I’m finding it difficult to understand why my HBsAg level is so high. It fluctuates but stays consistently around 25,000 in the quantitative test. My healthcare providers always emphasize focusing on HBV DNA, which has been suppressed since I’ve been on Tenofovir for over three years. Are there any conclusions I can draw from this? Could this indicate a poorer prognosis?
Thank you!
N
Hi @Natti,
In most patients, HBsAg will remain high when being on antivirals. For example, before I started treatment in 2015, my was around 25,000. It has remained around that same mark. The current antivirals do not have as much effect on the HBsAg as it does on the viral load. Your doctor is right since it is the high viral load that leads to severe liver damage. It also means you cannot stop your treatment if HBsAg quantitative remains that high. This is not a problem to stress yourself too much about as it is common for that to remain high. Best, Bansah1
HBsAg can be produced from two sources in the liver cells of a chronic HBV patients - cccDNA and integrated hbvdna in the cell nucleus. HBVDNA can only be produced from cccDNA. Antiviral such as Tenofovir suppresses the production of HBVDNA, but it does not eliminate cccDNA, at best, it prevents the increase in cccDNA. Antiviral has no direct effect on the production of HBsAg. I think the conclusions you can draw are: 1) you are responding to antiviral treatment; 2) your situation is quite normal; 3) you should continue antiviral treatment. As for prognosis, I think it is good as long as you keep HBV DNA to very low, normal ALT, and no or zero progression in fibrosis. In some patients, the cccDNA pool can be reduced during liver cells turnover, leading to a decline in HBsAg, that in turn leads to a restoration of immunological control of HBV and the stopping of all medication.
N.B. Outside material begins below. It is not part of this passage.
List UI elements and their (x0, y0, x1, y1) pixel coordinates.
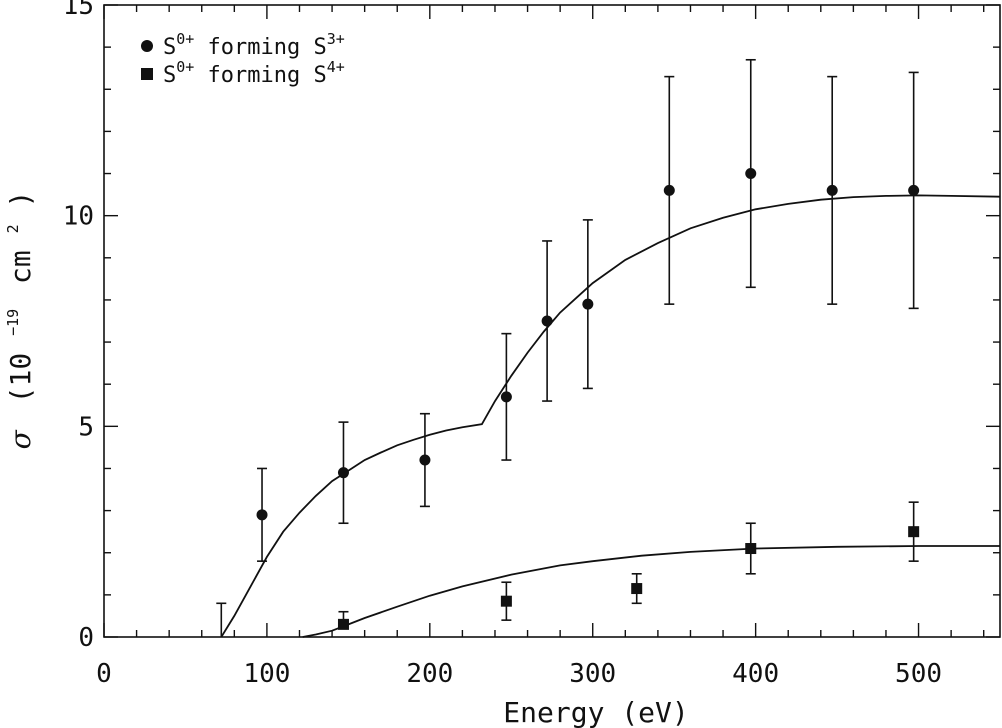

My viral load is 10E+04 IU/ml. qHbsAg is 1226 IU/ml. HbeAg negative. Not yet on medication. It is my understanding that my qHbsAg mainly comes from integrated hbvdna. Does antiviral have any effects on integrated hbvdna? Thank you.
Antiviral does not have any effects on integrated hbvdna. I would disagree that your qHBsAg comes mainly from the integrated hbvdna. Your viral load is still pretty high, so that indicates you still have a high number of cccDNA in your liver. They produce hbvdna as well as HBsAg. Because you are HBeAg negative, you are, at best, in the Immune Control Phase, where your immune system is limiting the number of infected liver cells. I would suggest that you monitor your ALT and liver stiffness regularly. There are drugs in development from Replicor to prevent the release of HBsAg in the form of subviral particles from the liver. There are monoclonal HBsAb drugs to neutralize the HBsAg in the blood. There are drugs, such as RNAi and Antisense oligonucleotide, that claim to interfere with the production of HBsAg, from cccDNA and integrated hbvdna.
The best known effect of NUCs is to inhibit a viral enzyme called the HBV reverse transcriptase. This effect blocks the maturation of HBV RNA to HBV dsDNA inside the maturing virus. This prevents the secreted virus from being infectious.
The other effect of NUCs (particularily ETV and TDF/TAF) is to suppress cccDNA activity by stimulating innate immunity.
HBeAg, HBcrAg and virus containing only HBV RNA (remember this form is not infectious) are all signs of cccDNA activity. The suppression of HBeAg, HBcrAg and HBV RNA are all common as NUC therapy progresses, just not as fast as the suppression of HBV DNA. When this happens, we know that cccDNA is nearly completely suppressed. Unfortunately, it can still persist in its inactive (latent) form for decades.
The bulk of HBsAg (> 99.99%) is produced independently from virus in the form of subviral particles. It is also produced independently from the activity of cccDNA (and innate immunity) by integrated HBV DNA. The amount of HBV DNA integration steadily increases over the lifetime of the infection. Subviral particles block the immune responses against HBV (and cccDNA) and are the main reason why HBV infection remains chronic.
So in HBeAg positive (cccDNA active) patients, the main effect of NUCs has no effect against HBsAg but the immunostimulatory effect slowly cuts off the production of subviral particles from active cccDNA. This leaves only integrated HBV DNA as the source of HBsAg during NUC therapy. This has been well established in the clinical literature.
In your case, with such a high viral titer without treatment your cccDNA activity is still significant and your HBeAg negativity may be the result of a mutation in the HBeAg gene (precore mutation) which makes the HBeAg undetectable by standard assays. In your case, at least some of the HBsAg is coming from active cccDNA.
The more important issue for you is that with such a high viral titer, your liver function needs to be checked and initiation of therapy considered.